A major initiative to address geographical disparities in access to health services has been advances in telehealth using various forms of telecommunications technology, from telephones (landline or mobile); to home, office, or hospital-based videoconferencing (Agarwal et al. 2020; Evans, Medina, and Dwyer 2018). In general, telemedicine (in this paper the term is used interchangeably with telehealth) reflects what Lovo, et al. (2022), refer to as virtual health technologies to deliver health services.Footnote 2 It enables individuals in smaller, rural ,or remote settings to connect with healthcare providers and specialists in larger, urban settings and enables healthcare providers and health specialists to provide a range of services to rural and remote settings.

While telemedicine has been used for many years for people living in northern or remote areas of Canada, the COVID-19 pandemic “mainstreamed” its use in larger centres as well (Rush et al. 2021). This “mainstreaming” of a previously limited approach to healthcare has resulted in much closer examination of its potential; its strengths, as well as its limitations and drawbacks (Arnold and Kerridge 2020). Three aspects are worth noting.

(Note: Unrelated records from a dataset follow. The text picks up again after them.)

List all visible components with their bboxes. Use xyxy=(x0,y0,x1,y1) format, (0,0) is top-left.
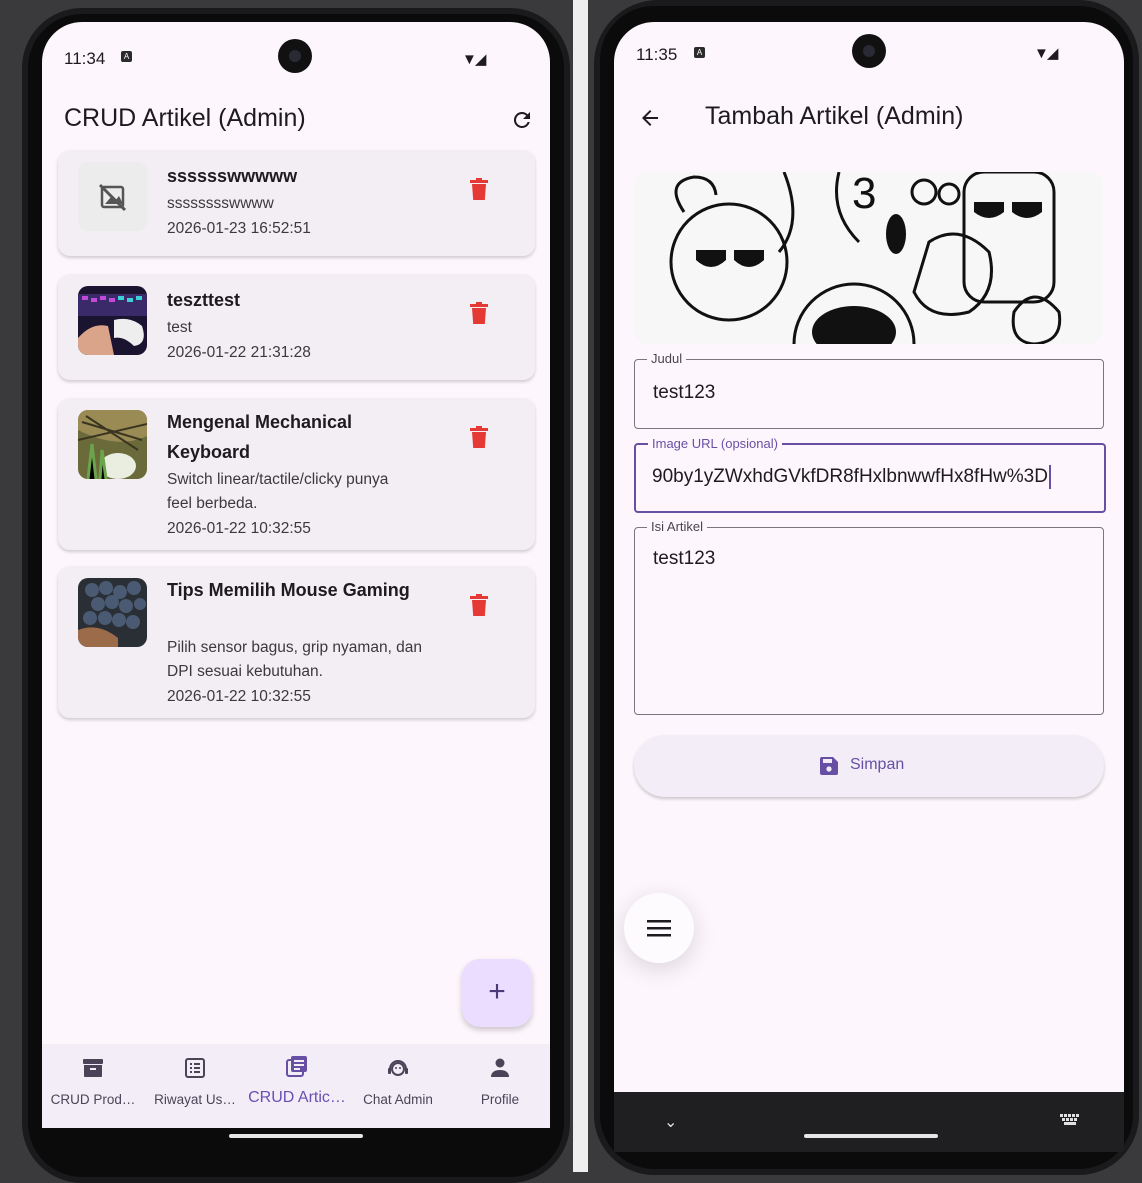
judul-label: Judul xyxy=(647,351,687,366)
judul-field[interactable]: Judul test123 xyxy=(634,351,1104,429)
screen-article-list: 11:34 A ▼◢ CRUD Artikel (Admin) ssssssww… xyxy=(42,22,550,1128)
status-time: 11:34 xyxy=(64,49,106,68)
archive-icon xyxy=(83,1059,103,1077)
notification-a-icon: A xyxy=(694,47,705,58)
page-title: Tambah Artikel (Admin) xyxy=(705,102,964,130)
gesture-home-bar[interactable] xyxy=(804,1134,938,1138)
isi-artikel-label: Isi Artikel xyxy=(647,519,708,534)
status-time: 11:35 xyxy=(636,45,678,64)
front-camera xyxy=(278,39,312,73)
delete-icon[interactable] xyxy=(470,426,488,448)
article-content: sssssssswwww xyxy=(167,195,274,212)
text-caret xyxy=(1048,465,1051,489)
article-title: Tips Memilih Mouse Gaming xyxy=(167,580,410,600)
refresh-icon[interactable] xyxy=(510,108,534,132)
nav-label: CRUD Prod… xyxy=(50,1092,136,1107)
list-icon xyxy=(185,1058,205,1078)
add-article-button[interactable]: + xyxy=(462,959,532,1027)
article-date: 2026-01-23 16:52:51 xyxy=(167,220,311,237)
judul-input[interactable]: test123 xyxy=(653,382,715,404)
delete-icon[interactable] xyxy=(470,594,488,616)
article-content: Switch linear/tactile/clicky punya feel … xyxy=(167,471,389,512)
delete-icon[interactable] xyxy=(470,302,488,324)
article-icon xyxy=(286,1056,307,1077)
image-url-value: 90by1yZWxhdGVkfDR8fHxlbnwwfHx8fHw%3D xyxy=(652,466,1048,488)
menu-icon xyxy=(647,920,671,937)
isi-artikel-field[interactable]: Isi Artikel test123 xyxy=(634,519,1104,715)
screen-add-article: 11:35 A ▼◢ Tambah Artikel (Admin) 3 Judu… xyxy=(614,22,1124,1092)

First, while telemedicine may have helped reduce disparities for residents in northern and remote areas, it appears to disproportionately benefit well-connected, technologically savvy residents; residents who have and understand internet access (Rush et al, 2021). Large areas of northern and remote Canada have limited or no internet access, and many residents lack the knowledge, skills, hardware, or software to use the internet (Leaman and Chung-Tiam-Fook 2020). Though the landscape is constantly changing, a recent Canadian report noted that “[W]hile most Canadian communities do have Internet coverage, in many rural communities, the available speeds are so low that they only allow for a limited number of uses” (Ruimy 2018, 12). This same report suggests reaching target speeds in Canada’s rural areas will take anywhere from ten to fifteen years.

Second, there is a notable lack of training for healthcare practitioners on telemedicine. This is not surprising given that, prior to the pandemic, this approach was largely used by and with those living in northern and remote settings consequently knowledge and skills to enhance its use has not been part of most urban biased medical or allied health curriculums (Malliaras, et al. 2021; Pourmand, et al. 2021). For example, in a recent study of allied health clinicians, primarily physical therapists, only 21 per cent agreed they had been trained to provide telehealth services to people with musculoskeletal conditions (Malliaras et al. 2021).

Third, telemedicine may not be an effective substitute for hands on healthcare treatments, despite innovative interdisciplinary approaches that connect urban healthcare providers with health practitioners in rural and remote localities (Lovo et al. 2022). Some health services, such as physical or occupational therapy, may simply require direct patient contact (Malliaras et al. 2021).